By Gary M. White, MD
The nevus anemicus is a white, congenital lesion, relatively devoid of blood in which the skin's blood vessels are permanently vasoconstricted. The defect appears to be a result of increased local sensitivity to catecholamines. If the skin is grafted to another site, it retains its vasoconstriction, thus implying that the blood vessels themselves have an increased sensitivity to catecholamines as opposed to increased sympathetic stimulation [Dermatology 1999;199;327].
A pale, hypopigmented and sharply demarcated, irregular patch is seen. The lesion occurs most commonly on the torso. The edge can be obliterated for a few seconds by compressing the skin with one's hand, thus verifying that it is blood and not melanin that causes the difference in color.
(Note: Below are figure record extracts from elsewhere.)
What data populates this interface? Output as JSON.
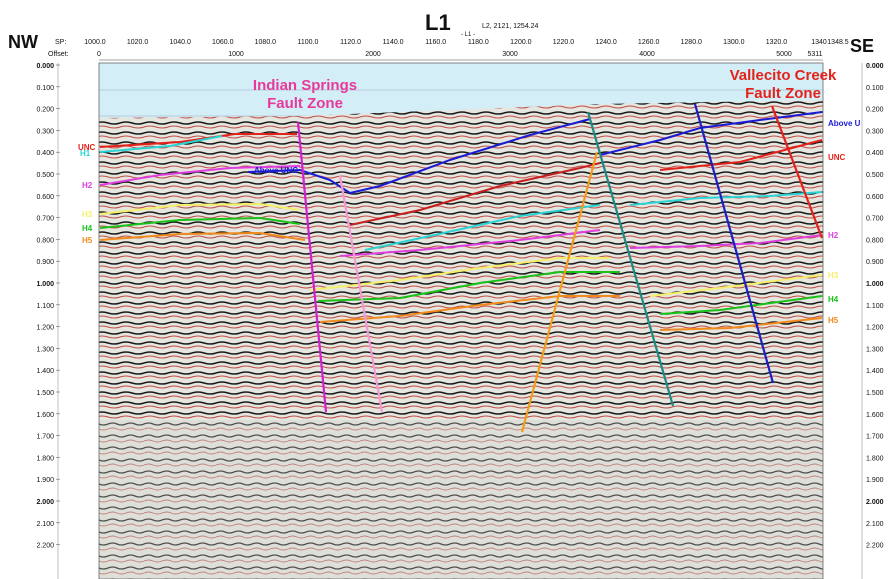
{
  "header": {
    "title": "L1",
    "title_sub": "- L1 -",
    "crossline_label": "L2, 2121, 1254.24",
    "left_direction": "NW",
    "right_direction": "SE",
    "sp_label": "SP:",
    "offset_label": "Offset:",
    "sp_ticks": [
      "1000.0",
      "1020.0",
      "1040.0",
      "1060.0",
      "1080.0",
      "1100.0",
      "1120.0",
      "1140.0",
      "1160.0",
      "1180.0",
      "1200.0",
      "1220.0",
      "1240.0",
      "1260.0",
      "1280.0",
      "1300.0",
      "1320.0",
      "1340"
    ],
    "sp_end": "1348.5",
    "offset_ticks": [
      "0",
      "1000",
      "2000",
      "3000",
      "4000",
      "5000"
    ],
    "offset_end": "5311"
  },
  "time_axis": {
    "labels": [
      "0.000",
      "0.100",
      "0.200",
      "0.300",
      "0.400",
      "0.500",
      "0.600",
      "0.700",
      "0.800",
      "0.900",
      "1.000",
      "1.100",
      "1.200",
      "1.300",
      "1.400",
      "1.500",
      "1.600",
      "1.700",
      "1.800",
      "1.900",
      "2.000",
      "2.100",
      "2.200"
    ],
    "bold_labels": [
      "0.000",
      "1.000",
      "2.000"
    ]
  },
  "fault_zones": {
    "left": {
      "line1": "Indian Springs",
      "line2": "Fault Zone",
      "color": "#e8399b"
    },
    "right": {
      "line1": "Vallecito Creek",
      "line2": "Fault Zone",
      "color": "#e3231b"
    }
  },
  "horizons": {
    "left_labels": [
      {
        "text": "UNC",
        "color": "#e3231b"
      },
      {
        "text": "H1",
        "color": "#2ad4d4"
      },
      {
        "text": "H2",
        "color": "#e03fe0"
      },
      {
        "text": "H3",
        "color": "#f4f06a"
      },
      {
        "text": "H4",
        "color": "#19c119"
      },
      {
        "text": "H5",
        "color": "#f08a1c"
      }
    ],
    "right_labels": [
      {
        "text": "Above U",
        "color": "#1b1bd6"
      },
      {
        "text": "UNC",
        "color": "#e3231b"
      },
      {
        "text": "H2",
        "color": "#e03fe0"
      },
      {
        "text": "H3",
        "color": "#f4f06a"
      },
      {
        "text": "H4",
        "color": "#19c119"
      },
      {
        "text": "H5",
        "color": "#f08a1c"
      }
    ],
    "inline_label": {
      "text": "Above UNC",
      "color": "#1b1bd6"
    }
  },
  "colors": {
    "water": "#d4eef8",
    "seismic_bg": "#e6e6e0",
    "trough": "#1a1a1a",
    "peak": "#c0392b",
    "above_unc": "#1b1bd6",
    "unc": "#e3231b",
    "h1": "#2ad4d4",
    "h2": "#e03fe0",
    "h3": "#f4f06a",
    "h4": "#19c119",
    "h5": "#f08a1c",
    "fault_magenta": "#d31fd3",
    "fault_pink": "#f29ad6",
    "fault_orange": "#f39b1a",
    "fault_teal": "#1f8a82",
    "fault_blue": "#1a20c4",
    "fault_red": "#e3231b"
  }
}
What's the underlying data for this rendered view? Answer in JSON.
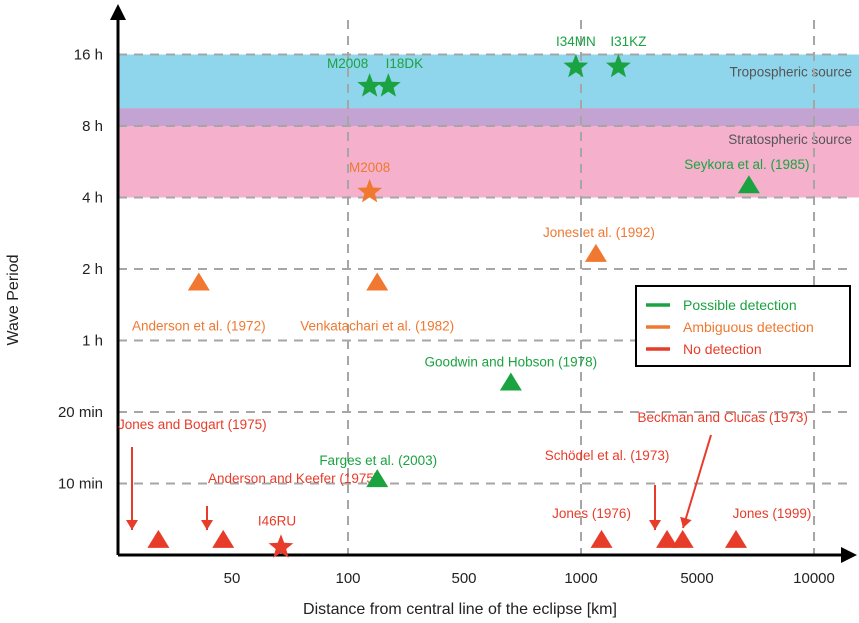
{
  "chart_data": {
    "type": "scatter",
    "xlabel": "Distance from central line of the eclipse [km]",
    "ylabel": "Wave Period",
    "x_scale": "log",
    "xlim": [
      0,
      20000
    ],
    "x_ticks": [
      {
        "value": 50,
        "label": "50"
      },
      {
        "value": 100,
        "label": "100"
      },
      {
        "value": 500,
        "label": "500"
      },
      {
        "value": 1000,
        "label": "1000"
      },
      {
        "value": 5000,
        "label": "5000"
      },
      {
        "value": 10000,
        "label": "10000"
      }
    ],
    "y_ticks": [
      {
        "level": 1,
        "label": "10 min"
      },
      {
        "level": 2,
        "label": "20 min"
      },
      {
        "level": 3,
        "label": "1 h"
      },
      {
        "level": 4,
        "label": "2 h"
      },
      {
        "level": 5,
        "label": "4 h"
      },
      {
        "level": 6,
        "label": "8 h"
      },
      {
        "level": 7,
        "label": "16 h"
      }
    ],
    "ylim": [
      0,
      7.4
    ],
    "bands": [
      {
        "name": "Tropospheric source",
        "from": 6.25,
        "to": 7,
        "color": "#8fd5ec"
      },
      {
        "name": "overlap",
        "from": 6,
        "to": 6.25,
        "color": "#c3a3d1"
      },
      {
        "name": "Stratospheric source",
        "from": 5,
        "to": 6,
        "color": "#f5b1cc"
      }
    ],
    "legend": {
      "position": "right",
      "entries": [
        {
          "label": "Possible detection",
          "color": "#1aa340"
        },
        {
          "label": "Ambiguous detection",
          "color": "#f07830"
        },
        {
          "label": "No detection",
          "color": "#e83c2a"
        }
      ]
    },
    "points": [
      {
        "label": "M2008",
        "x": 135,
        "y": 6.53,
        "marker": "star",
        "status": "possible"
      },
      {
        "label": "I18DK",
        "x": 175,
        "y": 6.53,
        "marker": "star",
        "status": "possible"
      },
      {
        "label": "I34MN",
        "x": 970,
        "y": 6.8,
        "marker": "star",
        "status": "possible"
      },
      {
        "label": "I31KZ",
        "x": 1680,
        "y": 6.8,
        "marker": "star",
        "status": "possible"
      },
      {
        "label": "Seykora et al. (1985)",
        "x": 6800,
        "y": 5.06,
        "marker": "triangle",
        "status": "possible"
      },
      {
        "label": "Goodwin and Hobson (1978)",
        "x": 660,
        "y": 2.3,
        "marker": "triangle",
        "status": "possible"
      },
      {
        "label": "Farges et al. (2003)",
        "x": 150,
        "y": 0.95,
        "marker": "triangle",
        "status": "possible"
      },
      {
        "label": "M2008",
        "x": 135,
        "y": 5.05,
        "marker": "star",
        "status": "ambiguous"
      },
      {
        "label": "Jones et al. (1992)",
        "x": 1230,
        "y": 4.1,
        "marker": "triangle",
        "status": "ambiguous"
      },
      {
        "label": "Anderson et al. (1972)",
        "x": 16,
        "y": 3.7,
        "marker": "triangle",
        "status": "ambiguous"
      },
      {
        "label": "Venkatachari et al. (1982)",
        "x": 150,
        "y": 3.7,
        "marker": "triangle",
        "status": "ambiguous"
      },
      {
        "label": "Jones and Bogart (1975)",
        "x": 4,
        "y": 0.1,
        "marker": "triangle",
        "status": "none"
      },
      {
        "label": "Anderson and Keefer (1975)",
        "x": 37,
        "y": 0.1,
        "marker": "triangle",
        "status": "none"
      },
      {
        "label": "I46RU",
        "x": 67,
        "y": 0.08,
        "marker": "star",
        "status": "none"
      },
      {
        "label": "Jones (1976)",
        "x": 1330,
        "y": 0.1,
        "marker": "triangle",
        "status": "none"
      },
      {
        "label": "Schödel et al. (1973)",
        "x": 3300,
        "y": 0.1,
        "marker": "triangle",
        "status": "none"
      },
      {
        "label": "Beckman and Clucas (1973)",
        "x": 4100,
        "y": 0.1,
        "marker": "triangle",
        "status": "none"
      },
      {
        "label": "Jones (1999)",
        "x": 6300,
        "y": 0.1,
        "marker": "triangle",
        "status": "none"
      }
    ]
  }
}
Rubbing the edge will also accentuate the lesion as the surrounding skin becomes hyperemic.
Nevus anemicus appears more common in patients with neurofibromatosis. In one study, 51% of patients with NF-1 had a nevus anemicus compared with only 2% of control subjects [JAAD 2013;69;768–775]. It may also be more common in tuberous sclerosis.
Phakomatosis pigmentovascularis IIb is NA along with nevus flammeus and a mongolian spot.
No treatment is usually needed. For the rare lesion on the face, makeup may be necessary.
Pressing on the edge obliterates it.